Esposto in: Firenze, Sala d’Arte de “La Nazione”, Personale 3 dicembre 1932; Roma, Galleria Nazionale d’arte Moderna, Mostra di Alberto Savinio, 28 giugno – 25 luglio 1952.
Tra il gennaio 1932 e il marzo 1935 Savinio scriveva per la rivista giuridica “I Rostri”
dieci articoli dedicati ai “processi celebri”, i cui protagonisti sono passati alla storia come
esempi di iniquità giuridiche: Anassagora, Campanella, Cristo, Frine, Galilei, Giovanna
d’Arco, Landru, Luigi XVI, Paride, Socrate.
Secondo una lucida analisi Savinio non drammatizza le vicende degli imputati, ma mira
a mettere in dubbio l’assolutezza del giudizio sia della legge che della storia capace di
operare la loro riabilitazione postuma. Il dubbio instillato dall’autore è paradossale e
provocatorio: “ognuno di questi grandi accusati, prima di diventare una vittima della
giustizia umana, è stata vittima di una sua particolare forma di misticismo”, a suo parere
anche un giudizio assoluto nei confronti di questi personaggi storici è esso stesso una
forma di misticismo.
A corredo degli scritti Savinio realizzava tra il 1931 e il 1932 altrettanti raffinati disegni.
Il caso qui graficamente illustrato è quello del re francese Luigi XVI, incarcerato nella
prigione di Temple e giustiziato il 21 gennaio 1793, considerato dai capi montagnardi un
sacrificio necessario per la salute pubblica e per le necessità rivoluzionarie.

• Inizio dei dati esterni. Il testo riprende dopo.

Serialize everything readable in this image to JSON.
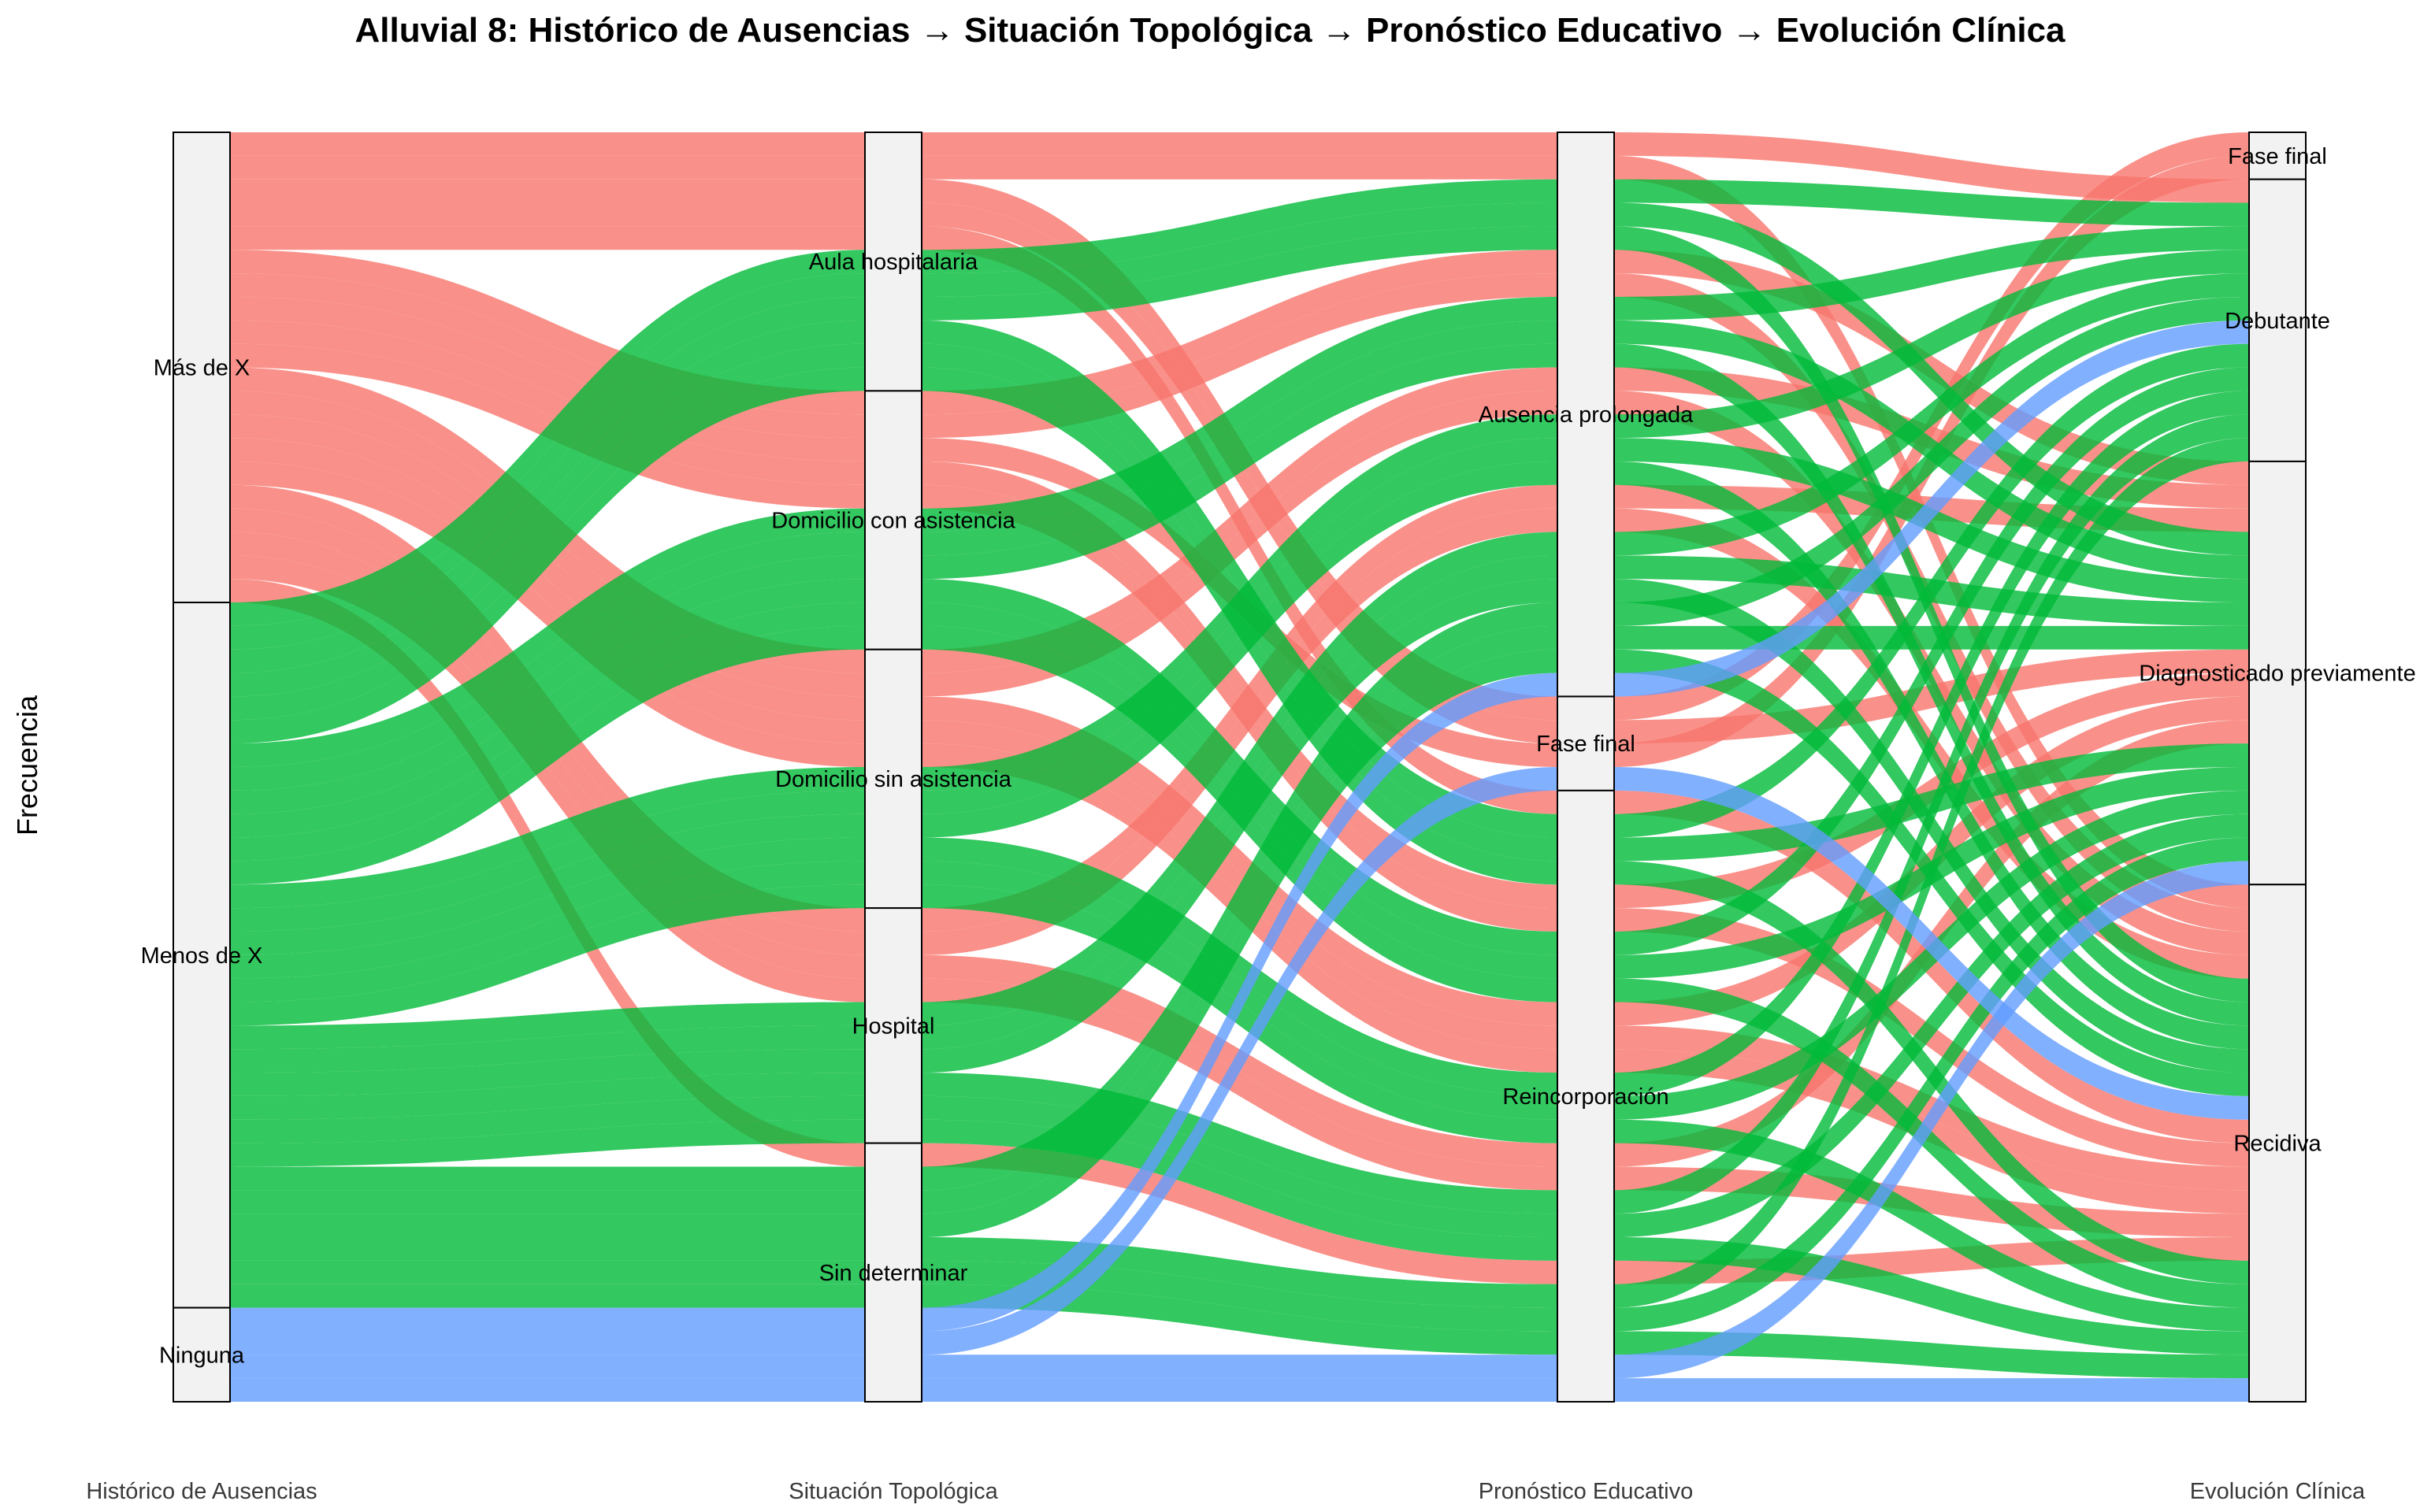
{
  "chart_data": {
    "type": "alluvial",
    "title": "Alluvial 8: Histórico de Ausencias → Situación Topológica → Pronóstico Educativo → Evolución Clínica",
    "ylabel": "Frecuencia",
    "axes": [
      {
        "name": "Histórico de Ausencias",
        "strata": [
          "Más de X",
          "Menos de X",
          "Ninguna"
        ]
      },
      {
        "name": "Situación Topológica",
        "strata": [
          "Aula hospitalaria",
          "Domicilio con asistencia",
          "Domicilio sin asistencia",
          "Hospital",
          "Sin determinar"
        ]
      },
      {
        "name": "Pronóstico Educativo",
        "strata": [
          "Ausencia prolongada",
          "Fase final",
          "Reincorporación"
        ]
      },
      {
        "name": "Evolución Clínica",
        "strata": [
          "Fase final",
          "Debutante",
          "Diagnosticado previamente",
          "Recidiva"
        ]
      }
    ],
    "fill_legend": {
      "Más de X": "#F8766D",
      "Menos de X": "#00BA38",
      "Ninguna": "#619CFF"
    },
    "total": 54,
    "flows": [
      {
        "hist": "Más de X",
        "situ": "Aula hospitalaria",
        "prono": "Ausencia prolongada",
        "evol": "Debutante",
        "freq": 1
      },
      {
        "hist": "Más de X",
        "situ": "Aula hospitalaria",
        "prono": "Ausencia prolongada",
        "evol": "Recidiva",
        "freq": 1
      },
      {
        "hist": "Más de X",
        "situ": "Aula hospitalaria",
        "prono": "Fase final",
        "evol": "Fase final",
        "freq": 1
      },
      {
        "hist": "Más de X",
        "situ": "Aula hospitalaria",
        "prono": "Fase final",
        "evol": "Diagnosticado previamente",
        "freq": 1
      },
      {
        "hist": "Más de X",
        "situ": "Aula hospitalaria",
        "prono": "Reincorporación",
        "evol": "Recidiva",
        "freq": 1
      },
      {
        "hist": "Más de X",
        "situ": "Domicilio con asistencia",
        "prono": "Ausencia prolongada",
        "evol": "Diagnosticado previamente",
        "freq": 1
      },
      {
        "hist": "Más de X",
        "situ": "Domicilio con asistencia",
        "prono": "Ausencia prolongada",
        "evol": "Recidiva",
        "freq": 1
      },
      {
        "hist": "Más de X",
        "situ": "Domicilio con asistencia",
        "prono": "Fase final",
        "evol": "Fase final",
        "freq": 1
      },
      {
        "hist": "Más de X",
        "situ": "Domicilio con asistencia",
        "prono": "Reincorporación",
        "evol": "Diagnosticado previamente",
        "freq": 1
      },
      {
        "hist": "Más de X",
        "situ": "Domicilio con asistencia",
        "prono": "Reincorporación",
        "evol": "Recidiva",
        "freq": 1
      },
      {
        "hist": "Más de X",
        "situ": "Domicilio sin asistencia",
        "prono": "Ausencia prolongada",
        "evol": "Diagnosticado previamente",
        "freq": 1
      },
      {
        "hist": "Más de X",
        "situ": "Domicilio sin asistencia",
        "prono": "Ausencia prolongada",
        "evol": "Recidiva",
        "freq": 1
      },
      {
        "hist": "Más de X",
        "situ": "Domicilio sin asistencia",
        "prono": "Reincorporación",
        "evol": "Diagnosticado previamente",
        "freq": 1
      },
      {
        "hist": "Más de X",
        "situ": "Domicilio sin asistencia",
        "prono": "Reincorporación",
        "evol": "Recidiva",
        "freq": 1
      },
      {
        "hist": "Más de X",
        "situ": "Domicilio sin asistencia",
        "prono": "Reincorporación",
        "evol": "Recidiva",
        "freq": 1
      },
      {
        "hist": "Más de X",
        "situ": "Hospital",
        "prono": "Ausencia prolongada",
        "evol": "Diagnosticado previamente",
        "freq": 1
      },
      {
        "hist": "Más de X",
        "situ": "Hospital",
        "prono": "Ausencia prolongada",
        "evol": "Recidiva",
        "freq": 1
      },
      {
        "hist": "Más de X",
        "situ": "Hospital",
        "prono": "Reincorporación",
        "evol": "Diagnosticado previamente",
        "freq": 1
      },
      {
        "hist": "Más de X",
        "situ": "Hospital",
        "prono": "Reincorporación",
        "evol": "Recidiva",
        "freq": 1
      },
      {
        "hist": "Más de X",
        "situ": "Sin determinar",
        "prono": "Reincorporación",
        "evol": "Recidiva",
        "freq": 1
      },
      {
        "hist": "Menos de X",
        "situ": "Aula hospitalaria",
        "prono": "Ausencia prolongada",
        "evol": "Debutante",
        "freq": 1
      },
      {
        "hist": "Menos de X",
        "situ": "Aula hospitalaria",
        "prono": "Ausencia prolongada",
        "evol": "Diagnosticado previamente",
        "freq": 1
      },
      {
        "hist": "Menos de X",
        "situ": "Aula hospitalaria",
        "prono": "Ausencia prolongada",
        "evol": "Recidiva",
        "freq": 1
      },
      {
        "hist": "Menos de X",
        "situ": "Aula hospitalaria",
        "prono": "Reincorporación",
        "evol": "Debutante",
        "freq": 1
      },
      {
        "hist": "Menos de X",
        "situ": "Aula hospitalaria",
        "prono": "Reincorporación",
        "evol": "Diagnosticado previamente",
        "freq": 1
      },
      {
        "hist": "Menos de X",
        "situ": "Aula hospitalaria",
        "prono": "Reincorporación",
        "evol": "Recidiva",
        "freq": 1
      },
      {
        "hist": "Menos de X",
        "situ": "Domicilio con asistencia",
        "prono": "Ausencia prolongada",
        "evol": "Debutante",
        "freq": 1
      },
      {
        "hist": "Menos de X",
        "situ": "Domicilio con asistencia",
        "prono": "Ausencia prolongada",
        "evol": "Diagnosticado previamente",
        "freq": 1
      },
      {
        "hist": "Menos de X",
        "situ": "Domicilio con asistencia",
        "prono": "Ausencia prolongada",
        "evol": "Recidiva",
        "freq": 1
      },
      {
        "hist": "Menos de X",
        "situ": "Domicilio con asistencia",
        "prono": "Reincorporación",
        "evol": "Debutante",
        "freq": 1
      },
      {
        "hist": "Menos de X",
        "situ": "Domicilio con asistencia",
        "prono": "Reincorporación",
        "evol": "Diagnosticado previamente",
        "freq": 1
      },
      {
        "hist": "Menos de X",
        "situ": "Domicilio con asistencia",
        "prono": "Reincorporación",
        "evol": "Recidiva",
        "freq": 1
      },
      {
        "hist": "Menos de X",
        "situ": "Domicilio sin asistencia",
        "prono": "Ausencia prolongada",
        "evol": "Debutante",
        "freq": 1
      },
      {
        "hist": "Menos de X",
        "situ": "Domicilio sin asistencia",
        "prono": "Ausencia prolongada",
        "evol": "Diagnosticado previamente",
        "freq": 1
      },
      {
        "hist": "Menos de X",
        "situ": "Domicilio sin asistencia",
        "prono": "Ausencia prolongada",
        "evol": "Recidiva",
        "freq": 1
      },
      {
        "hist": "Menos de X",
        "situ": "Domicilio sin asistencia",
        "prono": "Reincorporación",
        "evol": "Debutante",
        "freq": 1
      },
      {
        "hist": "Menos de X",
        "situ": "Domicilio sin asistencia",
        "prono": "Reincorporación",
        "evol": "Diagnosticado previamente",
        "freq": 1
      },
      {
        "hist": "Menos de X",
        "situ": "Domicilio sin asistencia",
        "prono": "Reincorporación",
        "evol": "Recidiva",
        "freq": 1
      },
      {
        "hist": "Menos de X",
        "situ": "Hospital",
        "prono": "Ausencia prolongada",
        "evol": "Debutante",
        "freq": 1
      },
      {
        "hist": "Menos de X",
        "situ": "Hospital",
        "prono": "Ausencia prolongada",
        "evol": "Diagnosticado previamente",
        "freq": 1
      },
      {
        "hist": "Menos de X",
        "situ": "Hospital",
        "prono": "Ausencia prolongada",
        "evol": "Recidiva",
        "freq": 1
      },
      {
        "hist": "Menos de X",
        "situ": "Hospital",
        "prono": "Reincorporación",
        "evol": "Debutante",
        "freq": 1
      },
      {
        "hist": "Menos de X",
        "situ": "Hospital",
        "prono": "Reincorporación",
        "evol": "Diagnosticado previamente",
        "freq": 1
      },
      {
        "hist": "Menos de X",
        "situ": "Hospital",
        "prono": "Reincorporación",
        "evol": "Recidiva",
        "freq": 1
      },
      {
        "hist": "Menos de X",
        "situ": "Sin determinar",
        "prono": "Ausencia prolongada",
        "evol": "Debutante",
        "freq": 1
      },
      {
        "hist": "Menos de X",
        "situ": "Sin determinar",
        "prono": "Ausencia prolongada",
        "evol": "Diagnosticado previamente",
        "freq": 1
      },
      {
        "hist": "Menos de X",
        "situ": "Sin determinar",
        "prono": "Ausencia prolongada",
        "evol": "Recidiva",
        "freq": 1
      },
      {
        "hist": "Menos de X",
        "situ": "Sin determinar",
        "prono": "Reincorporación",
        "evol": "Debutante",
        "freq": 1
      },
      {
        "hist": "Menos de X",
        "situ": "Sin determinar",
        "prono": "Reincorporación",
        "evol": "Diagnosticado previamente",
        "freq": 1
      },
      {
        "hist": "Menos de X",
        "situ": "Sin determinar",
        "prono": "Reincorporación",
        "evol": "Recidiva",
        "freq": 1
      },
      {
        "hist": "Ninguna",
        "situ": "Sin determinar",
        "prono": "Ausencia prolongada",
        "evol": "Debutante",
        "freq": 1
      },
      {
        "hist": "Ninguna",
        "situ": "Sin determinar",
        "prono": "Fase final",
        "evol": "Recidiva",
        "freq": 1
      },
      {
        "hist": "Ninguna",
        "situ": "Sin determinar",
        "prono": "Reincorporación",
        "evol": "Diagnosticado previamente",
        "freq": 1
      },
      {
        "hist": "Ninguna",
        "situ": "Sin determinar",
        "prono": "Reincorporación",
        "evol": "Recidiva",
        "freq": 1
      }
    ]
  }
}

Come una quinta teatrale la ghigliottina si intravede sul fondo, elevato a simbolo di terrore nelle mani dei rivoluzionari qui rappresentati dal cappelo Frigio. I volti decollati del
re e della consorte Maria Antonietta sono figurati con la tipica ironia saviniana, come
a voler sbeffeggiare il trionfo della Rivoluzione. Rivoli di sangue risalgono il patibolo
anziché macchiare il suolo patrio, una sarcastica interpretazione di Savinio di quella che
secondo la credenza furono le ultime parole di Luigi Capeto: “perdono coloro che hanno
causato la mia morte e spero che il mio sangue non debba mai ricadere sulla Francia”.
I dieci processi dopo gli anni Trenta ricompariranno nella versione a stampa su «Il Caffè
Illustrato» nel 2001 e poi nel 2003 nell’edizione Sellerio.